Nama lengkap beliau adalah Ibrahim bin Sa’d al-‘Alawi al-Hasani. Dikenal juga dengan Abu Ishaq. Termasuk kalangan sufi terdahulu dari Baghdad. Beliau bertolak ke Syiria. Tinggal di sana dan wafat di sana juga. Dianugerahi beberapa karamah yang nyata. Sepantaran dalam tingkat kerohanian dengan Syaikh Ibrahim bin Adham.
Beliau adalah guru spiritual dari Syaikh Abu al-Harits al-Ulasi. Di awal mula praktik kesufian, si murid pernah makan sebutir telur di rumahnya dengan tanpa kawan. Lalu berangkat menuju rumah Syaikh Ibrahim al-‘Alawi. Sang guru sedang berjalan menuju sungai. Si murid mengikutinya.
Sang guru menjejakkan kakinya di atas air. Aneh. Beliau tidak tenggelam. Malah berjalan di permukaan air sungai. Menyaksikan sang guru dengan karamahnya, si murid takjub tak terkira. Muncul rasa kagum dan penghormatan di dalam hatinya.
“Guru,” kata Syaikh Abu al-Harits al-Ulasi dengan setengah memelas kepada gurunya itu, Syaikh Ibrahim al-‘Alawi, “tolong pegang dan bimbing tanganku.” Sang guru memegang tangan muridnya itu. Ditarik ke atas permukaan sungai.
Lalu apa yang terjadi? Separuh dari kedua kaki si murid itu tenggelam. Hanya separuh. Tapi aneh. Dia tidak bisa mengangkat kedua kakinya itu dari genangan air. Tidak sanggup. Seluruh kekuatan fisiknya tidak mampu menolongnya.

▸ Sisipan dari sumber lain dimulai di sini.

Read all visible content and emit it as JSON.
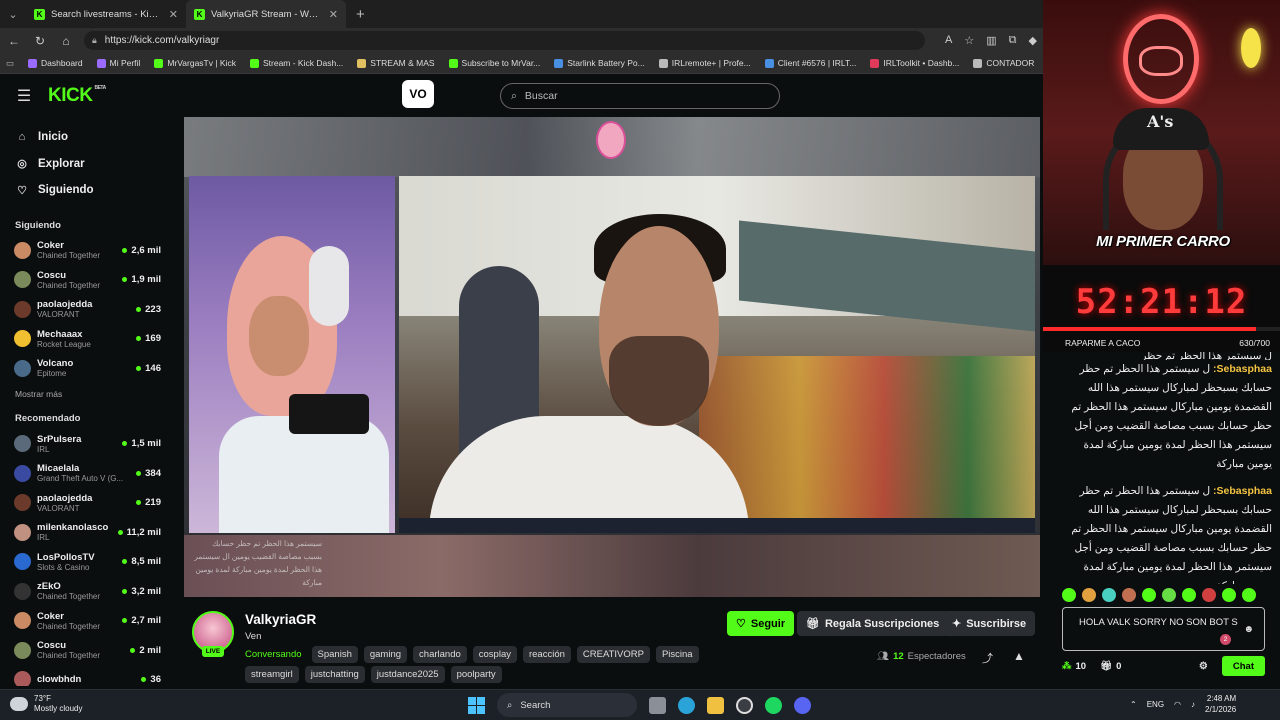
{
  "browser": {
    "tabs": [
      {
        "title": "Search livestreams - Kick Streamin",
        "close": "✕"
      },
      {
        "title": "ValkyriaGR Stream - Watch Li",
        "close": "✕"
      }
    ],
    "new_tab": "+",
    "url": "https://kick.com/valkyriagr",
    "bookmarks": [
      {
        "label": "Dashboard",
        "color": "#9b6bff"
      },
      {
        "label": "Mi Perfil",
        "color": "#9b6bff"
      },
      {
        "label": "MrVargasTv | Kick",
        "color": "#53fc18"
      },
      {
        "label": "Stream - Kick Dash...",
        "color": "#53fc18"
      },
      {
        "label": "STREAM & MAS",
        "color": "#e0c060"
      },
      {
        "label": "Subscribe to MrVar...",
        "color": "#53fc18"
      },
      {
        "label": "Starlink Battery Po...",
        "color": "#4a90e2"
      },
      {
        "label": "IRLremote+ | Profe...",
        "color": "#bbbbbb"
      },
      {
        "label": "Client #6576 | IRLT...",
        "color": "#4a90e2"
      },
      {
        "label": "IRLToolkit • Dashb...",
        "color": "#e23a5a"
      },
      {
        "label": "CONTADOR",
        "color": "#bbbbbb"
      }
    ]
  },
  "kick": {
    "logo": "KICK",
    "logo_sup": "BETA",
    "vo_label": "VO",
    "search_placeholder": "Buscar",
    "nav": [
      {
        "label": "Inicio",
        "icon": "⌂"
      },
      {
        "label": "Explorar",
        "icon": "◎"
      },
      {
        "label": "Siguiendo",
        "icon": "♡"
      }
    ],
    "following_header": "Siguiendo",
    "following": [
      {
        "name": "Coker",
        "category": "Chained Together",
        "viewers": "2,6 mil",
        "color": "#c98a64"
      },
      {
        "name": "Coscu",
        "category": "Chained Together",
        "viewers": "1,9 mil",
        "color": "#7a8a5a"
      },
      {
        "name": "paolaojedda",
        "category": "VALORANT",
        "viewers": "223",
        "color": "#6b3a2a"
      },
      {
        "name": "Mechaaax",
        "category": "Rocket League",
        "viewers": "169",
        "color": "#f0c030"
      },
      {
        "name": "Volcano",
        "category": "Epitome",
        "viewers": "146",
        "color": "#4a6a8a"
      }
    ],
    "more_label": "Mostrar más",
    "recommended_header": "Recomendado",
    "recommended": [
      {
        "name": "SrPulsera",
        "category": "IRL",
        "viewers": "1,5 mil",
        "color": "#5a6a7a"
      },
      {
        "name": "Micaelala",
        "category": "Grand Theft Auto V (G...",
        "viewers": "384",
        "color": "#3a4aa0"
      },
      {
        "name": "paolaojedda",
        "category": "VALORANT",
        "viewers": "219",
        "color": "#6b3a2a"
      },
      {
        "name": "milenkanolasco",
        "category": "IRL",
        "viewers": "11,2 mil",
        "color": "#c09080"
      },
      {
        "name": "LosPollosTV",
        "category": "Slots & Casino",
        "viewers": "8,5 mil",
        "color": "#2a6ad0"
      },
      {
        "name": "zEkO",
        "category": "Chained Together",
        "viewers": "3,2 mil",
        "color": "#333333"
      },
      {
        "name": "Coker",
        "category": "Chained Together",
        "viewers": "2,7 mil",
        "color": "#c98a64"
      },
      {
        "name": "Coscu",
        "category": "Chained Together",
        "viewers": "2 mil",
        "color": "#7a8a5a"
      },
      {
        "name": "clowbhdn",
        "category": "",
        "viewers": "36",
        "color": "#aa5a5a"
      }
    ]
  },
  "player": {
    "overlay_text": "سيستمر هذا الحظر تم حظر حسابك بسبب مصاصة القضيب يومين ال سيستمر هذا الحظر لمدة يومين مباركة لمدة يومين مباركة"
  },
  "stream": {
    "name": "ValkyriaGR",
    "title": "Ven",
    "live": "LIVE",
    "category": "Conversando",
    "tags_row1": [
      "Spanish",
      "gaming",
      "charlando",
      "cosplay",
      "reacción",
      "CREATIVORP",
      "Piscina"
    ],
    "tags_row2": [
      "streamgirl",
      "justchatting",
      "justdance2025",
      "poolparty"
    ],
    "follow_label": "Seguir",
    "gift_label": "Regala Suscripciones",
    "subscribe_label": "Suscribirse",
    "viewers_count": "12",
    "viewers_label": "Espectadores"
  },
  "overlay": {
    "banner": "MI PRIMER CARRO",
    "timer": "52:21:12",
    "goal_label": "RAPARME A CACO",
    "goal_count": "630/700",
    "goal_progress": 0.9
  },
  "chat": {
    "partial_message": "ل سيستمر هذا الحظر تم حظر",
    "messages": [
      {
        "user": "Sebasphaa:",
        "text": "ل سيستمر هذا الحظر تم حظر حسابك بسبحظر لمباركال سيستمر هذا الله القضمدة يومين مباركال سيستمر هذا الحظر تم حظر حسابك بسبب مصاصة القضيب ومن أجل سيستمر هذا الحظر لمدة يومين مباركة لمدة يومين مباركة"
      },
      {
        "user": "Sebasphaa:",
        "text": "ل سيستمر هذا الحظر تم حظر حسابك بسبحظر لمباركال سيستمر هذا الله القضمدة يومين مباركال سيستمر هذا الحظر تم حظر حسابك بسبب مصاصة القضيب ومن أجل سيستمر هذا الحظر لمدة يومين مباركة لمدة يومين مباركة"
      }
    ],
    "emote_colors": [
      "#53fc18",
      "#e0a040",
      "#4ad0c0",
      "#c07050",
      "#53fc18",
      "#66dd44",
      "#53fc18",
      "#d04040",
      "#53fc18",
      "#53fc18"
    ],
    "input_value": "HOLA VALK SORRY NO SON BOT S",
    "input_badge": "2",
    "points": "10",
    "gifts": "0",
    "chat_button": "Chat"
  },
  "taskbar": {
    "temp": "73°F",
    "weather": "Mostly cloudy",
    "search_label": "Search",
    "lang": "ENG",
    "time": "2:48 AM",
    "date": "2/1/2026"
  }
}
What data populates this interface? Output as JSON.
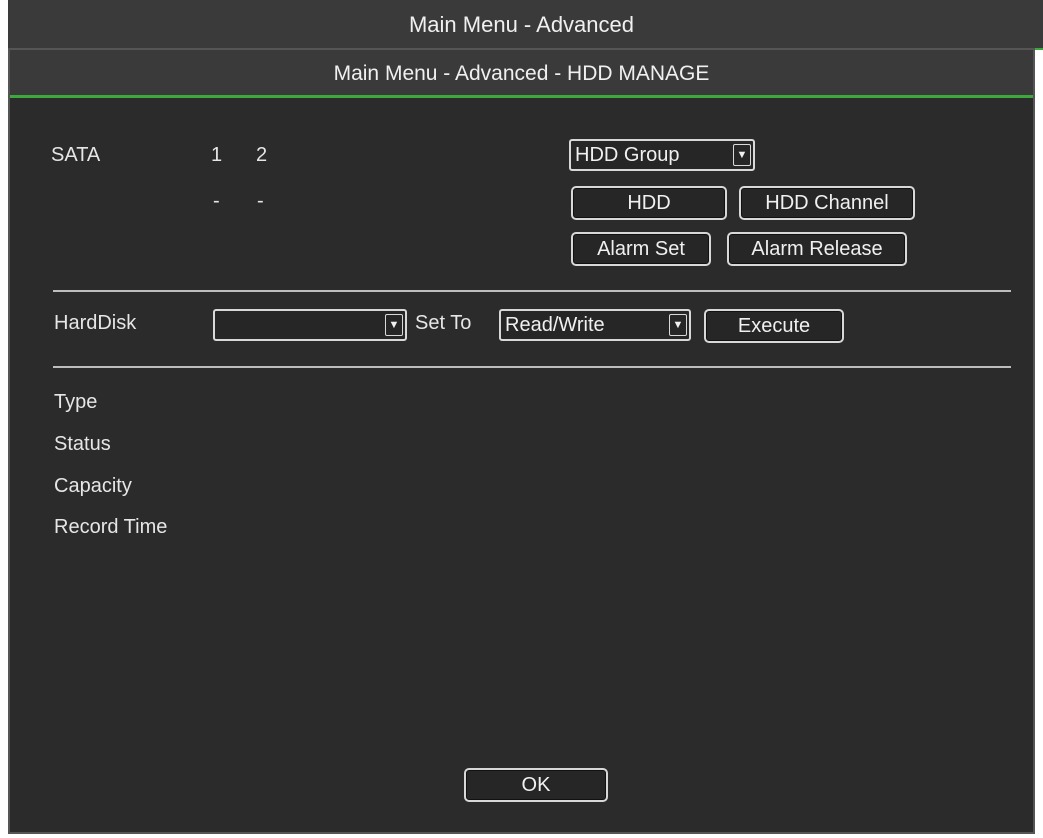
{
  "outer_title": "Main Menu - Advanced",
  "dialog_title": "Main Menu - Advanced - HDD MANAGE",
  "sata": {
    "label": "SATA",
    "ports": [
      "1",
      "2"
    ],
    "port_states": [
      "-",
      "-"
    ]
  },
  "hdd_group_select": {
    "value": "HDD Group"
  },
  "buttons": {
    "hdd": "HDD",
    "hdd_channel": "HDD Channel",
    "alarm_set": "Alarm Set",
    "alarm_release": "Alarm Release",
    "execute": "Execute",
    "ok": "OK"
  },
  "harddisk": {
    "label": "HardDisk",
    "value": "",
    "set_to_label": "Set To",
    "set_to_value": "Read/Write"
  },
  "info_labels": {
    "type": "Type",
    "status": "Status",
    "capacity": "Capacity",
    "record_time": "Record Time"
  },
  "colors": {
    "accent": "#3da93d",
    "background": "#2b2b2b",
    "header": "#3a3a3a"
  }
}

Sang guru merespons si murid dengan penuh santun dan bestari. Persis mengena jantung kesadaran spiritualnya: “Sebutir telur telah mencengkeram dan menahan kakimu sehingga tidak bisa ditarik dari dalam air.” Si murid serasa diguncang batinnya oleh kasyaf dan teguran gurunya. Sang guru semakin menggoreskan belati rohaninya di jantung muridnya.
Sang guru lebih mengaksentuasikan bimbingannya lagi: “Kau belum berhak menekuni jalan kerohanian itu. Bebaskan terlebih dahulu dirimu dari tipu-daya makhluk. Kosongkan hatimu dari apa pun selain hadiratNya. Lalu sembahlah Tuhanmu dengan penuh keyakinan dan kenikmatan spiritual.”
Tak mudah untuk melaksanakan nasihat Syaikh Ibrahim al-‘Alawi tersebut. Terutama berkaitan dengan pengosongan hati dari segala yang profan dan fana di alam semesta ini. Akan tetapi ketika dengan ketekunan, ketulusan dan pertolongan Allah Ta’ala kita kemudian sampai pada martabat rohani itu, sungguh itulah sebenar-benar karunia yang sangat agung dan begitu menyenangkan. Wallahu a’lamu bish-shawab.